「わかった?」と聞くと、「うん」と答える。
けれど、いざ問題に取り組ませると間違ってばかり…。
そんな経験、ありませんか?
子どもは「わかったつもり」になることがよくあります。
今回は、その“つもり”から脱却し、本当の理解へ導くための質問のしかたについてお話しします。
“わかったつもり”とはどういう状態?
「わかる」とは、本来「自分の言葉で説明できる」ことを意味します。
しかし、子どもたちの多くは、授業や説明を“聞いた”だけで「わかった」と感じてしまいがち。
この状態を「わかったつもり」と呼びます。
✔ 先生の説明を聞いて理解した気になっている
✔ 友達が答えたのを見て「そうそう」と思って満足している
✔ 解説を読んで「なんとなくわかった」と感じている
このように、知識が「自分の中で整理・定着していない状態」で「わかった」と感じることは珍しくありません。
「わかった?」の落とし穴
親としてつい口にしてしまう「わかった?」という質問。
でも、これは実はあまり意味のない問いかけです。
なぜなら、子どもたちの「わかった」の基準は大人が思っているよりはるかに低いからです。

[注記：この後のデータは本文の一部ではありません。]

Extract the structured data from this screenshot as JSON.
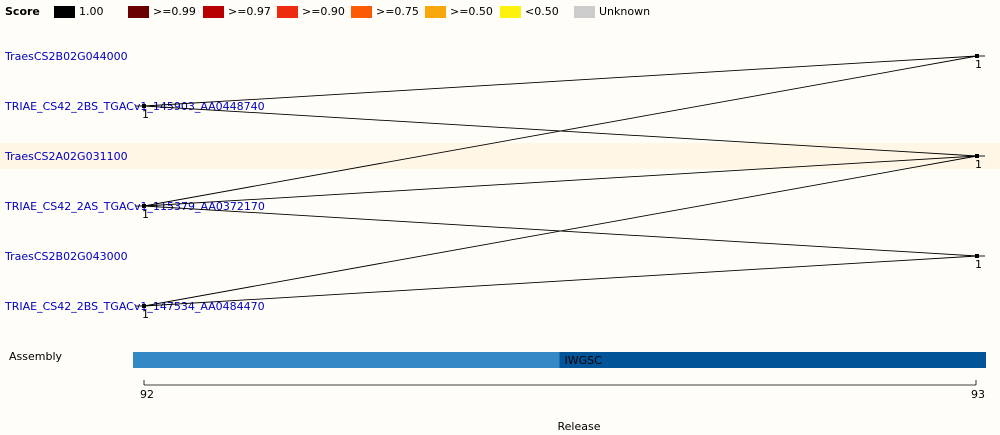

本来、「自分の言葉で説明できる」状態を「わかった」としてほしいですが、知識の定着はしていなくても、「授業が面白かった」というだけで、「わかった!」という子は多いです。
また、「わからない」と答えるのに勇気が必要で、言い出せない子もいます。
親に心配をかけたくない。 がっかりされたくない。 できないと思われたくない——。
そんな気持ちから、「うん」と返事をしてしまう子が少なくありません。
その結果、“わかっていないのに進んでしまう”という悪循環が生まれてしまいます。
私は、授業中によく過去の自分の失敗談を交えて話をしていました。
そうすることで、「間違えても大丈夫な雰囲気」が生まれ、子どもも安心して考えを話してくれることがあります。
子どもの考えを知りたいときや、子どもが本音を言いづらそうにしているときには、ぜひ試してみてください。
本当の理解を引き出す“質問術”
では、どうすれば「本当にわかっているか」を見極められるのでしょうか。
カギとなるのが、「子どもに考えさせる質問」を投げかけることです。
具体的な質問例
- 「どうしてそう思ったの?」 → 答えの背景にある考え方を確認
- 「それって、他の問題にも使えそう?」 → 応用力・関連付けの力を確認
- 「友達に説明するなら、どう伝える?」 → 自分の言葉で説明できるかチェック
- 「間違ってたらどこが違うと思う?」 → 理解のズレを自覚させる
このように、「正解かどうか」ではなく、「どう考えたか」「なぜそう思ったか」に焦点を当てた質問が大切です。
家庭でできる“リフレクション”の習慣
塾や学校に頼るだけでなく、家庭でも“振り返り”をする習慣があると、理解は深まります。
▼ 例えば、こんなやり取りはいかがでしょうか?
親:「今日の勉強で『なるほど!』って思ったことある?」
子:「うーん、割り算の考え方が少しわかった気がする」
親:「そっか!それ、どうやって気づいたの?」
このように、“何を学んだか”よりも、“どう気づいたか”を聞くことで、子ども自身の理解を深めることができます。
“問いかけ”が親子の信頼を深める
質問は、ただ知識を確認するためのものではありません。
子どもの考えに興味を持ち、「あなたのことをもっと知りたい」という姿勢を伝えるツールでもあります。
質問の仕方ひとつで、子どもは「わかってくれている」「信じてくれている」と感じることができます。
その安心感が、子どもが自分の考えを深める土台になるのです。
🐧答えよりも“考える力”を育てよう
テストで点を取ることも大事ですが、本当に大切なのは「考える力」です。
「考える力」が身に着けば、点数は自然と上がってきます。
「なぜ?」「どうして?」「どう説明する?」という親の問いかけが、子どもを“わかったつもり”から引き上げてくれます。
今日から、「わかった?」の代わりに、「どう考えたの?」という問いかけを使ってみてください。
それだけで、子どもは少しずつ“自分の頭で考える力”を育んでいくはずです。
子どもの学びに寄り添う親の言葉は、何よりも強いサポートになります。